I had no idea what he meant; I could not think. But he gripped my hair and slid a hand under my hips, pulling me tighter against him in a way that sent me spiraling again. “Yeine!”
Such need in him. Such wounds—two of them, raw and unhealing, for two lost lovers. So much more than one mortal girl could ever satisfy.
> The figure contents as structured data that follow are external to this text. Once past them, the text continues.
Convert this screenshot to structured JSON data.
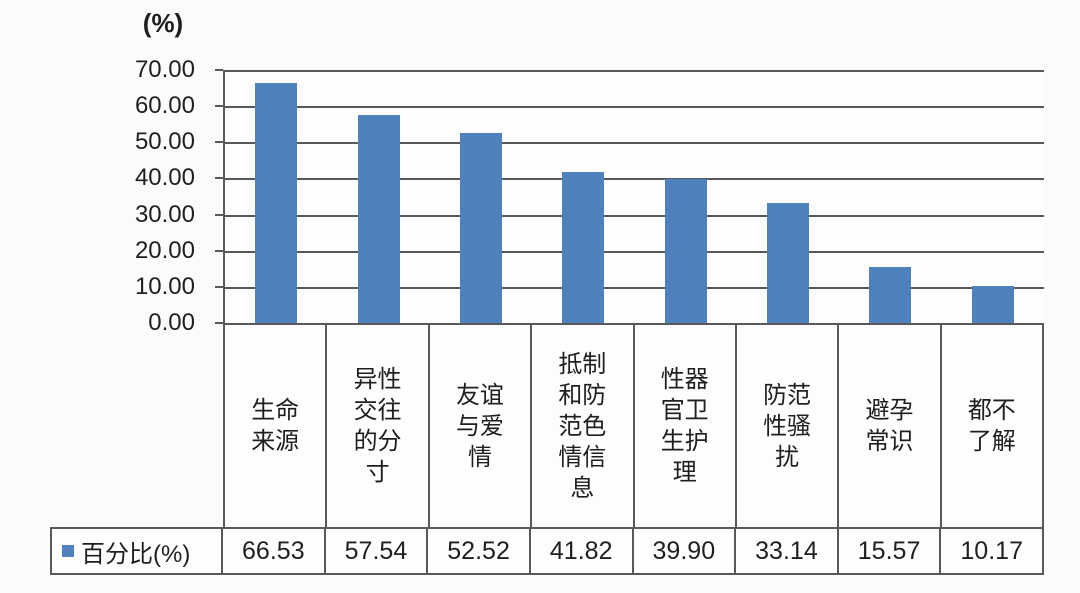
{
  "unit_label": "(%)",
  "legend": {
    "label": "百分比(%)",
    "swatch_color": "#4f81bd"
  },
  "chart_data": {
    "type": "bar",
    "title": "",
    "xlabel": "",
    "ylabel": "(%)",
    "categories": [
      "生命来源",
      "异性交往的分寸",
      "友谊与爱情",
      "抵制和防范色情信息",
      "性器官卫生护理",
      "防范性骚扰",
      "避孕常识",
      "都不了解"
    ],
    "series": [
      {
        "name": "百分比(%)",
        "values": [
          66.53,
          57.54,
          52.52,
          41.82,
          39.9,
          33.14,
          15.57,
          10.17
        ],
        "value_labels": [
          "66.53",
          "57.54",
          "52.52",
          "41.82",
          "39.90",
          "33.14",
          "15.57",
          "10.17"
        ]
      }
    ],
    "ylim": [
      0,
      70
    ],
    "ytick_labels": [
      "70.00",
      "60.00",
      "50.00",
      "40.00",
      "30.00",
      "20.00",
      "10.00",
      "0.00"
    ],
    "grid": true,
    "legend_position": "bottom-table",
    "bar_color": "#4f81bd",
    "grid_color": "#595959"
  }
}
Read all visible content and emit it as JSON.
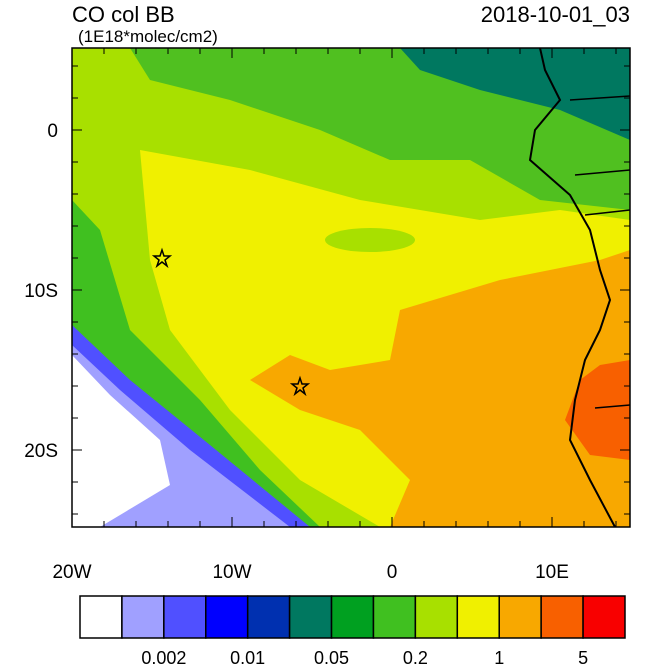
{
  "title": "CO col BB",
  "subtitle": "(1E18*molec/cm2)",
  "timestamp": "2018-10-01_03",
  "lat_labels": [
    "0",
    "10S",
    "20S"
  ],
  "lon_labels": [
    "20W",
    "10W",
    "0",
    "10E"
  ],
  "colorbar": {
    "colors": [
      "#ffffff",
      "#a0a0ff",
      "#5050ff",
      "#0000ff",
      "#0030b0",
      "#007860",
      "#00a020",
      "#40c020",
      "#a8e000",
      "#f0f000",
      "#f8a800",
      "#f86000",
      "#f80000"
    ],
    "labels": [
      "0.002",
      "0.01",
      "0.05",
      "0.2",
      "1",
      "5"
    ]
  }
}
And yet in my madness, I tried. I couldn’t; I was only human. But for that moment I yearned to be more, give more, because I loved him.
I loved him.
Nahadoth arched up, away from me. In the last starlight I caught a glimpse of a smooth, perfect body, taut-muscled and sleek with sweat all the way down to where it joined with mine. He had flung back his hair in an arc. His face was all tight-clenched eyes and open mouth and that delicious near-agony expression men make when the moment strikes. The black lines joined, and nothingness enclosed us.
Then we fell.
—no, no, we flew, not downward but forward, into the dark. There were streaks within this darkness, thin random lines of white and gold and red and blue. I put out my hand in fascination and snatched it back when something stung the fingertips. I looked and found them wet with glimmering stuff that spun with tiny orbiting motes. Then Nahadoth cried out, his body shuddering, and now we went up—
—past endless stars, past countless worlds, through layers of light and glowing cloud. Up and up we went, our speed impossible, our size incomprehensible. We left the light behind and kept going, passing through stranger things than mere worlds. Geometric shapes that twisted and gibbered. A white landscape of frozen explosions. Shivering lines of intention that turned to chase us. Vast, whalelike beings with terrifying eyes and the faces of long-lost friends.
I closed my eyes. I had to. Yet the images continued, because in this place I had no eyelids to close. I was immense, and still growing. I had a million legs, two million arms. I don’t know what I became in that place Nahadoth took me, because there are things no mortal is meant to do or be or comprehend, and I encompassed all of them.